The dual-Photon split:
- `photon-self` — self-hosted Photon (mana-gpu), `privacy: 'local'`, eligible
for sensitive queries. Registered iff `PHOTON_SELF_API_URL` is set.
- `photon` — public komoot.io endpoint, `privacy: 'public'`, last-resort
fallback for non-sensitive queries when self-hosted is down.
Both share the same `PhotonProvider` class — only the URL, name, and
privacy stance differ. See the [migration runbook](../../docs/runbooks/photon-on-mana-gpu.md)
and [decision report](../../docs/reports/geocoding-self-hosting-2026-04-28.md)
for the operational story.
## Provider-chain semantics
The `ProviderChain` (`src/providers/chain.ts`) iterates providers in
priority order and stops on the first success. A provider that returns
**zero results successfully** stops the chain — we don't waste public-API
budget on a query that legitimately doesn't match.

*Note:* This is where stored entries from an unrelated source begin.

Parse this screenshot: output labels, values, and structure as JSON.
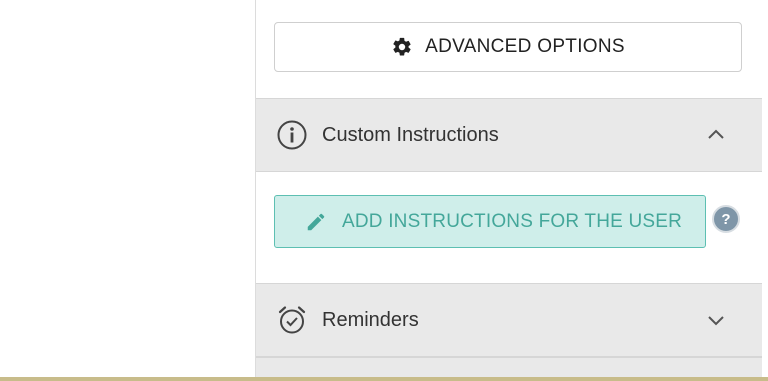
{
  "advanced_options": {
    "label": "ADVANCED OPTIONS",
    "icon": "gear-icon"
  },
  "custom_instructions": {
    "title": "Custom Instructions",
    "icon": "info-circle-icon",
    "expanded": true,
    "add_button_label": "ADD INSTRUCTIONS FOR THE USER",
    "help_label": "?"
  },
  "reminders": {
    "title": "Reminders",
    "icon": "alarm-clock-icon",
    "expanded": false
  },
  "colors": {
    "accent": "#44a79a",
    "accent_bg": "#cfeeea",
    "header_bg": "#e9e9e9",
    "help_bg": "#7f96a8"
  }
}
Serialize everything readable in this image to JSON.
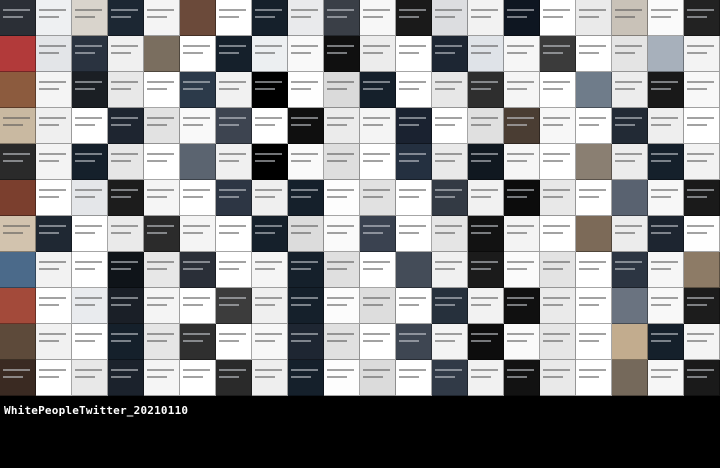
{
  "caption": "WhitePeopleTwitter_20210110",
  "tile_colors": [
    "#2b2f36",
    "#eef0f2",
    "#d9d4cc",
    "#1c2733",
    "#f4f4f4",
    "#6b4a3a",
    "#ffffff",
    "#15202b",
    "#e9eaec",
    "#3a3f47",
    "#f7f7f7",
    "#1a1a1a",
    "#dcdde0",
    "#f2f2f2",
    "#0e1621",
    "#ffffff",
    "#eaeaea",
    "#c9c2b8",
    "#fafafa",
    "#222",
    "#b23a3a",
    "#e3e5e8",
    "#2a3340",
    "#f0f0f0",
    "#7a6e5f",
    "#ffffff",
    "#15202b",
    "#eceff1",
    "#f9f9f9",
    "#101010",
    "#ececec",
    "#ffffff",
    "#1d2633",
    "#dfe3e8",
    "#f6f6f6",
    "#3b3b3b",
    "#ffffff",
    "#e4e4e4",
    "#a7b0bb",
    "#f3f3f3",
    "#8c5b3e",
    "#f4f4f4",
    "#1b1f24",
    "#e8e8e8",
    "#ffffff",
    "#2c3a4a",
    "#f1f1f1",
    "#000000",
    "#fefefe",
    "#dadada",
    "#15202b",
    "#ffffff",
    "#e7e7e7",
    "#2e2e2e",
    "#f5f5f5",
    "#ffffff",
    "#6f7c8a",
    "#ececec",
    "#191919",
    "#f8f8f8",
    "#c9b9a1",
    "#efefef",
    "#ffffff",
    "#1e2530",
    "#e2e2e2",
    "#f9f9f9",
    "#3d4450",
    "#ffffff",
    "#0f0f0f",
    "#ebebeb",
    "#f4f4f4",
    "#1a2230",
    "#ffffff",
    "#e0e0e0",
    "#4a3d33",
    "#f7f7f7",
    "#ffffff",
    "#222a35",
    "#eeeeee",
    "#ffffff",
    "#2a2a2a",
    "#f3f3f3",
    "#15202b",
    "#e6e6e6",
    "#ffffff",
    "#5b6470",
    "#f0f0f0",
    "#000000",
    "#fafafa",
    "#dedede",
    "#ffffff",
    "#243040",
    "#e9e9e9",
    "#101820",
    "#f6f6f6",
    "#ffffff",
    "#8a7f72",
    "#ececec",
    "#15202b",
    "#f2f2f2",
    "#7b3f2e",
    "#ffffff",
    "#e4e6e9",
    "#1c1c1c",
    "#f5f5f5",
    "#ffffff",
    "#2d3644",
    "#efefef",
    "#15202b",
    "#fdfdfd",
    "#e1e1e1",
    "#ffffff",
    "#333a44",
    "#f1f1f1",
    "#0c0c0c",
    "#e8e8e8",
    "#ffffff",
    "#596270",
    "#f7f7f7",
    "#1a1a1a",
    "#d2c3ae",
    "#1f2833",
    "#ffffff",
    "#eaeaea",
    "#2b2b2b",
    "#f4f4f4",
    "#ffffff",
    "#15202b",
    "#dcdcdc",
    "#fafafa",
    "#3a4250",
    "#ffffff",
    "#e5e5e5",
    "#121212",
    "#f3f3f3",
    "#ffffff",
    "#7c6a58",
    "#ececec",
    "#1d2530",
    "#fefefe",
    "#4b6a8a",
    "#f2f2f2",
    "#ffffff",
    "#0f1419",
    "#e7e7e7",
    "#2a2f38",
    "#ffffff",
    "#f5f5f5",
    "#15202b",
    "#dfdfdf",
    "#ffffff",
    "#444c58",
    "#f0f0f0",
    "#1b1b1b",
    "#fbfbfb",
    "#e3e3e3",
    "#ffffff",
    "#2c3542",
    "#f6f6f6",
    "#8d7b66",
    "#a34a3a",
    "#ffffff",
    "#e9ebee",
    "#1a1f27",
    "#f4f4f4",
    "#ffffff",
    "#3c3c3c",
    "#efefef",
    "#15202b",
    "#fcfcfc",
    "#dddddd",
    "#ffffff",
    "#26303c",
    "#f2f2f2",
    "#101010",
    "#eaeaea",
    "#ffffff",
    "#6a7380",
    "#f8f8f8",
    "#1c1c1c",
    "#5d4a3a",
    "#f1f1f1",
    "#ffffff",
    "#15202b",
    "#e5e5e5",
    "#2f2f2f",
    "#ffffff",
    "#f7f7f7",
    "#1e2632",
    "#e0e0e0",
    "#ffffff",
    "#3e4652",
    "#f3f3f3",
    "#0d0d0d",
    "#fafafa",
    "#e6e6e6",
    "#ffffff",
    "#c2ac8e",
    "#15202b",
    "#f4f4f4",
    "#3a2a22",
    "#ffffff",
    "#e8e8e8",
    "#1b222c",
    "#f5f5f5",
    "#ffffff",
    "#2a2a2a",
    "#eeeeee",
    "#15202b",
    "#fdfdfd",
    "#dbdbdb",
    "#ffffff",
    "#313a47",
    "#f1f1f1",
    "#121212",
    "#e9e9e9",
    "#ffffff",
    "#75695b",
    "#f6f6f6",
    "#1a1a1a"
  ]
}
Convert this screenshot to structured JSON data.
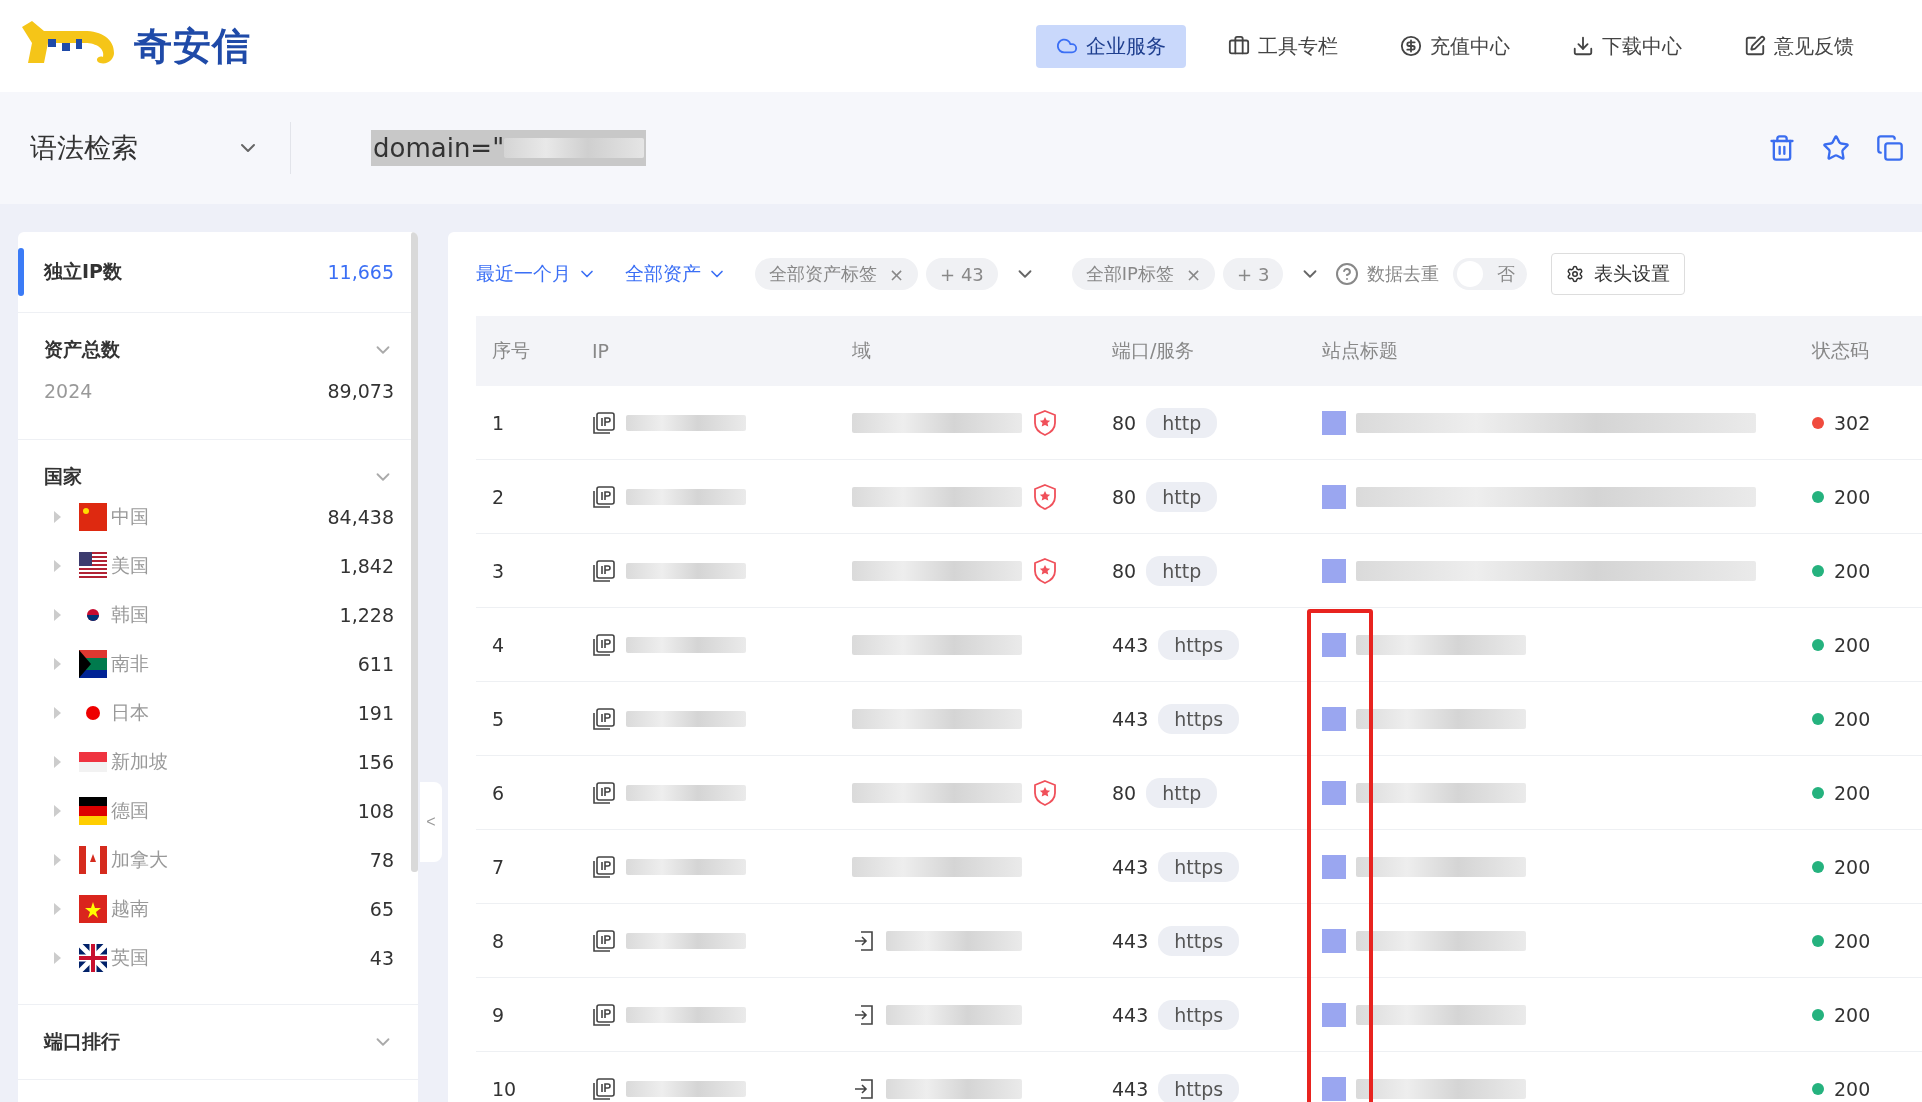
{
  "header": {
    "logo_text": "奇安信",
    "nav": [
      {
        "label": "企业服务",
        "selected": true
      },
      {
        "label": "工具专栏",
        "selected": false
      },
      {
        "label": "充值中心",
        "selected": false
      },
      {
        "label": "下载中心",
        "selected": false
      },
      {
        "label": "意见反馈",
        "selected": false
      }
    ]
  },
  "search": {
    "mode": "语法检索",
    "query": "domain=\""
  },
  "sidebar": {
    "sections": [
      {
        "kind": "single",
        "title": "独立IP数",
        "value": "11,665",
        "selected": true
      },
      {
        "kind": "list",
        "title": "资产总数",
        "expanded": true,
        "items": [
          {
            "label": "2024",
            "value": "89,073"
          }
        ]
      },
      {
        "kind": "countries",
        "title": "国家",
        "expanded": true,
        "items": [
          {
            "label": "中国",
            "value": "84,438",
            "kind": "cn"
          },
          {
            "label": "美国",
            "value": "1,842",
            "kind": "us"
          },
          {
            "label": "韩国",
            "value": "1,228",
            "kind": "kr"
          },
          {
            "label": "南非",
            "value": "611",
            "kind": "za"
          },
          {
            "label": "日本",
            "value": "191",
            "kind": "jp"
          },
          {
            "label": "新加坡",
            "value": "156",
            "kind": "sg"
          },
          {
            "label": "德国",
            "value": "108",
            "kind": "de"
          },
          {
            "label": "加拿大",
            "value": "78",
            "kind": "ca"
          },
          {
            "label": "越南",
            "value": "65",
            "kind": "vn"
          },
          {
            "label": "英国",
            "value": "43",
            "kind": "gb"
          }
        ]
      },
      {
        "kind": "list",
        "title": "端口排行",
        "expanded": true
      }
    ]
  },
  "collapse_handle": "<",
  "filters": {
    "time": "最近一个月",
    "assets": "全部资产",
    "asset_tag": {
      "label": "全部资产标签",
      "remove": "×",
      "more": "+ 43"
    },
    "ip_tag": {
      "label": "全部IP标签",
      "remove": "×",
      "more": "+ 3"
    },
    "dedupe": {
      "label": "数据去重",
      "on": false,
      "state_text": "否"
    },
    "columns_button": "表头设置"
  },
  "table": {
    "columns": [
      "序号",
      "IP",
      "域",
      "端口/服务",
      "站点标题",
      "状态码"
    ],
    "rows": [
      {
        "index": "1",
        "kind": "shield",
        "port": "80",
        "service": "http",
        "status": "302",
        "color": "#f04b3e"
      },
      {
        "index": "2",
        "kind": "shield",
        "port": "80",
        "service": "http",
        "status": "200",
        "color": "#25b27e"
      },
      {
        "index": "3",
        "kind": "shield",
        "port": "80",
        "service": "http",
        "status": "200",
        "color": "#25b27e"
      },
      {
        "index": "4",
        "kind": "plain",
        "port": "443",
        "service": "https",
        "status": "200",
        "color": "#25b27e"
      },
      {
        "index": "5",
        "kind": "plain",
        "port": "443",
        "service": "https",
        "status": "200",
        "color": "#25b27e"
      },
      {
        "index": "6",
        "kind": "shield",
        "port": "80",
        "service": "http",
        "status": "200",
        "color": "#25b27e"
      },
      {
        "index": "7",
        "kind": "plain",
        "port": "443",
        "service": "https",
        "status": "200",
        "color": "#25b27e"
      },
      {
        "index": "8",
        "kind": "login",
        "port": "443",
        "service": "https",
        "status": "200",
        "color": "#25b27e"
      },
      {
        "index": "9",
        "kind": "login",
        "port": "443",
        "service": "https",
        "status": "200",
        "color": "#25b27e"
      },
      {
        "index": "10",
        "kind": "login",
        "port": "443",
        "service": "https",
        "status": "200",
        "color": "#25b27e"
      }
    ]
  }
}
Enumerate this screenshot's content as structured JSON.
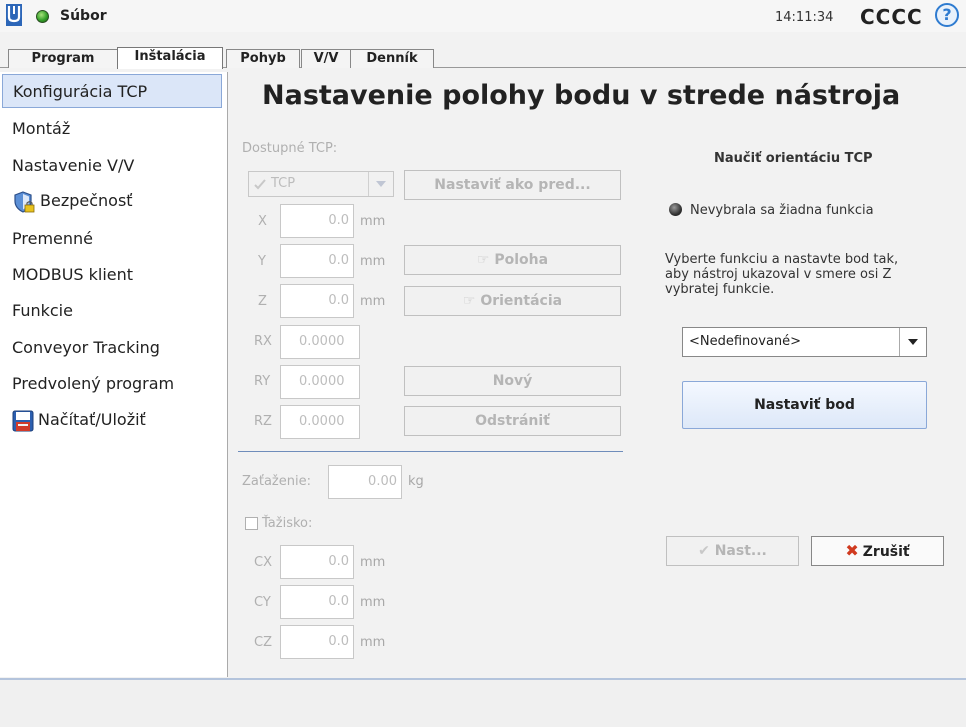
{
  "header": {
    "file_menu": "Súbor",
    "clock": "14:11:34",
    "robot_name": "CCCC",
    "help_glyph": "?"
  },
  "tabs": [
    {
      "label": "Program",
      "active": false
    },
    {
      "label": "Inštalácia",
      "active": true
    },
    {
      "label": "Pohyb",
      "active": false
    },
    {
      "label": "V/V",
      "active": false
    },
    {
      "label": "Denník",
      "active": false
    }
  ],
  "sidebar": {
    "items": [
      {
        "label": "Konfigurácia TCP",
        "active": true
      },
      {
        "label": "Montáž"
      },
      {
        "label": "Nastavenie V/V"
      },
      {
        "label": "Bezpečnosť",
        "icon": "shield-lock-icon"
      },
      {
        "label": "Premenné"
      },
      {
        "label": "MODBUS klient"
      },
      {
        "label": "Funkcie"
      },
      {
        "label": "Conveyor Tracking"
      },
      {
        "label": "Predvolený program"
      },
      {
        "label": "Načítať/Uložiť",
        "icon": "floppy-disk-icon"
      }
    ]
  },
  "main": {
    "title": "Nastavenie polohy bodu v strede nástroja",
    "available_tcp_label": "Dostupné TCP:",
    "tcp_select": "TCP",
    "set_default_button": "Nastaviť ako pred...",
    "fields": {
      "x": {
        "label": "X",
        "value": "0.0",
        "unit": "mm"
      },
      "y": {
        "label": "Y",
        "value": "0.0",
        "unit": "mm"
      },
      "z": {
        "label": "Z",
        "value": "0.0",
        "unit": "mm"
      },
      "rx": {
        "label": "RX",
        "value": "0.0000"
      },
      "ry": {
        "label": "RY",
        "value": "0.0000"
      },
      "rz": {
        "label": "RZ",
        "value": "0.0000"
      }
    },
    "position_button": "Poloha",
    "orientation_button": "Orientácia",
    "new_button": "Nový",
    "remove_button": "Odstrániť",
    "payload": {
      "label": "Zaťaženie:",
      "value": "0.00",
      "unit": "kg"
    },
    "cog": {
      "label": "Ťažisko:",
      "checked": false,
      "cx": {
        "label": "CX",
        "value": "0.0",
        "unit": "mm"
      },
      "cy": {
        "label": "CY",
        "value": "0.0",
        "unit": "mm"
      },
      "cz": {
        "label": "CZ",
        "value": "0.0",
        "unit": "mm"
      }
    }
  },
  "teach": {
    "title": "Naučiť orientáciu TCP",
    "status": "Nevybrala sa žiadna funkcia",
    "help_line1": "Vyberte funkciu a nastavte bod tak,",
    "help_line2": "aby nástroj ukazoval v smere osi Z",
    "help_line3": "vybratej funkcie.",
    "feature_select": "<Nedefinované>",
    "set_point_button": "Nastaviť bod",
    "apply_button": "Nast...",
    "cancel_button": "Zrušiť"
  },
  "colors": {
    "accent": "#2e7bd0",
    "active_nav": "#dbe6f8",
    "cancel_x": "#d03a1f",
    "status_ok": "#35a02a"
  }
}
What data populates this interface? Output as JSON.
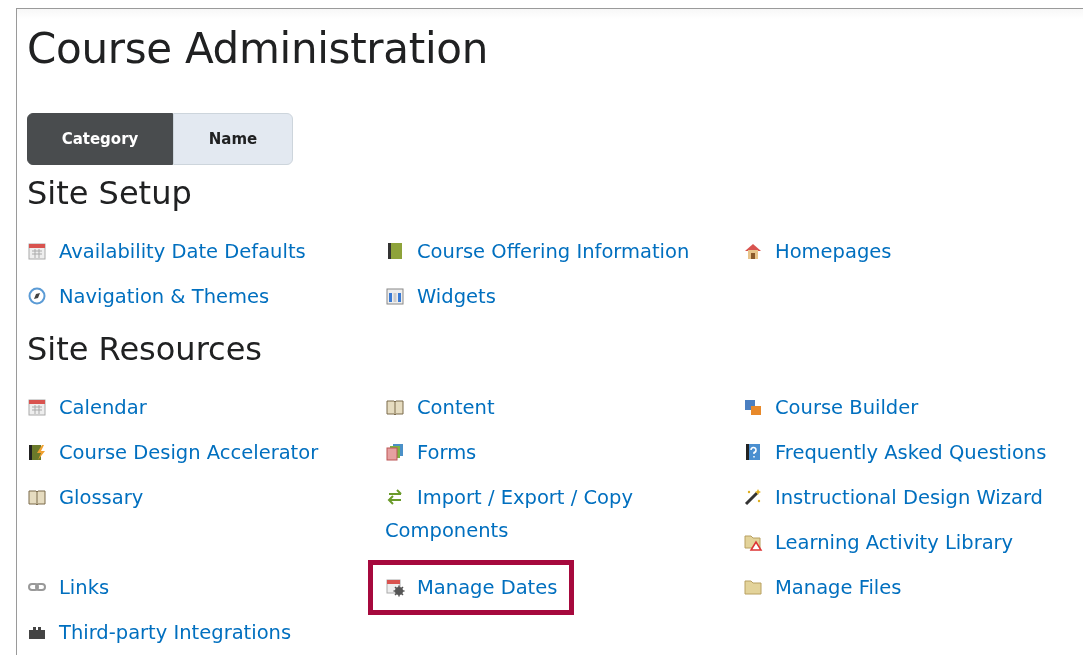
{
  "title": "Course Administration",
  "view_toggle": [
    {
      "label": "Category",
      "selected": true
    },
    {
      "label": "Name",
      "selected": false
    }
  ],
  "sections": [
    {
      "heading": "Site Setup",
      "items": [
        {
          "label": "Availability Date Defaults",
          "kind": "calendar",
          "highlighted": false
        },
        {
          "label": "Course Offering Information",
          "kind": "book",
          "highlighted": false
        },
        {
          "label": "Homepages",
          "kind": "house",
          "highlighted": false
        },
        {
          "label": "Navigation & Themes",
          "kind": "compass",
          "highlighted": false
        },
        {
          "label": "Widgets",
          "kind": "widgets",
          "highlighted": false
        }
      ]
    },
    {
      "heading": "Site Resources",
      "items": [
        {
          "label": "Calendar",
          "kind": "calendar",
          "highlighted": false
        },
        {
          "label": "Content",
          "kind": "open-book",
          "highlighted": false
        },
        {
          "label": "Course Builder",
          "kind": "cubes",
          "highlighted": false
        },
        {
          "label": "Course Design Accelerator",
          "kind": "bolt-book",
          "highlighted": false
        },
        {
          "label": "Forms",
          "kind": "forms",
          "highlighted": false
        },
        {
          "label": "Frequently Asked Questions",
          "kind": "question-book",
          "highlighted": false
        },
        {
          "label": "Glossary",
          "kind": "open-book",
          "highlighted": false
        },
        {
          "label": "Import / Export / Copy Components",
          "kind": "arrows",
          "highlighted": false
        },
        {
          "label": "Instructional Design Wizard",
          "kind": "wand",
          "highlighted": false
        },
        {
          "label": "Learning Activity Library",
          "kind": "folder-triangle",
          "highlighted": false
        },
        {
          "label": "Links",
          "kind": "chain",
          "highlighted": false
        },
        {
          "label": "Manage Dates",
          "kind": "calendar-gear",
          "highlighted": true
        },
        {
          "label": "Manage Files",
          "kind": "folder",
          "highlighted": false
        },
        {
          "label": "Third-party Integrations",
          "kind": "puzzle",
          "highlighted": false
        }
      ]
    }
  ]
}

Only network errors
(unreachable, 5xx, 429) cause fallthrough.
Per-provider health is cached for `PROVIDER_HEALTH_CACHE_MS` (default 30s).
A failed health probe or a failed search marks the provider unhealthy and
skips it for the rest of the cache window. The next request after the cache
expires re-probes lazily — there is no background health pinger.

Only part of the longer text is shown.